Kammamuri, el cazador de ratas y el rajaputo, que seguían llevando al prisionero, teniéndolo bien sujeto por las muñecas, atravesaron en carrera desenfrenada una gran tempestad de chispas, y bajaron la escalinata ante la cual Sahur mugía espantosamente, intentando huir a pesar de las dulces palabras del conductor.
—Lleva a este paria al castillete, junto al viejo vigilado por Timul, y que es otro paria —dijo Kammamuri al soldado.
—Eso no cuesta nada —respondió el hércules encaramándose a la escala, mientras el baniano le empujaba.
—No lo dejéis escapar.
—Antes lo mato de un pistoletazo.
—¿Y qué voy a hacer yo con un muerto? Retiraos a la gran plaza del Mogol, y esperadme allí.
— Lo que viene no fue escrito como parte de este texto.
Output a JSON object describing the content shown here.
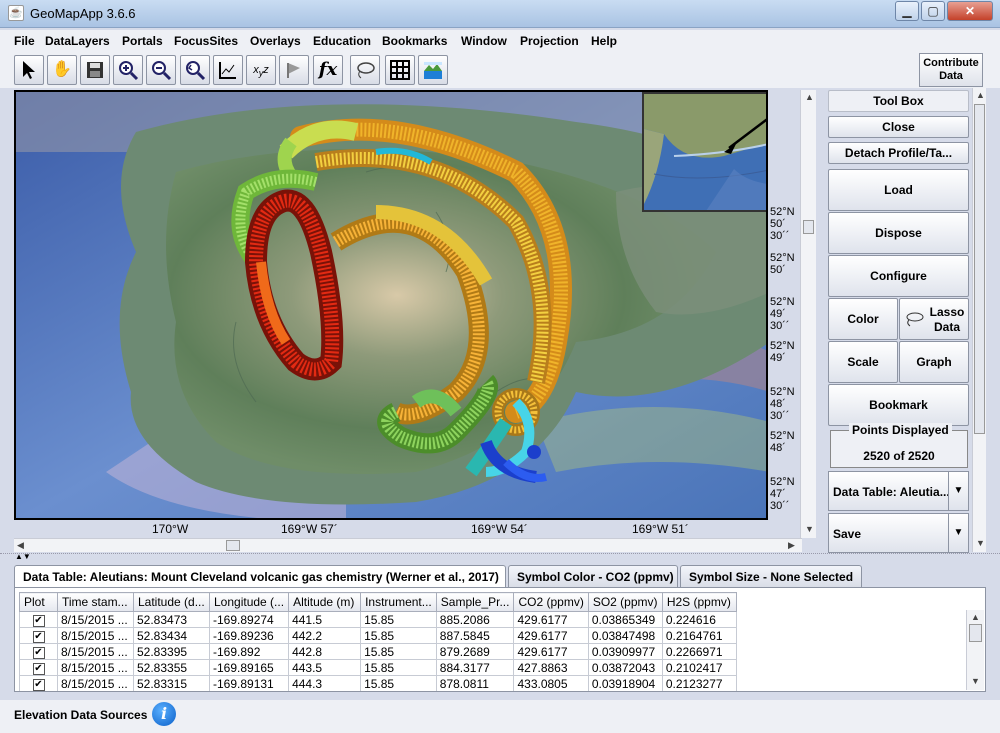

Yo debo buscar a mi patrón, y al marajá con la princesa y su hijo.
No tuvo necesidad de gritar para que le abriesen paso, pues el maharato era conocido por todos, y hasta gozaba de una gran popularidad entre los vecinos.
Viendo un gran grupo de soldados que se afanaban en hacer funcionar las estropeadas bombas, se dirigió hacia aquel lado, viniendo a chocar con Tremal-Naik que andaba en busca del elefante.
—¿Y el señor Yáñez, patrón? —le preguntó con voz ahogada el maharato.
—A salvo —respondió Tremal-Naik.
—¿Y su hijo?
—A salvo también con el ama, pero la princesa ha desaparecido misteriosamente.
—¿Quieres aterrarme, patrón?
—No es ocasión de ello.
—¿Habrá sido devorada por el fuego?
—No, no; porque ha sido la primera en abandonar el palacio; muchas personas la han visto.
—¿Y adónde ha ido? ¿Quién la ha raptado?
—Vamos a buscar a Yáñez. Ya es inútil querer salvar el palacio. Dentro de un par de horas, todo habrá acabado.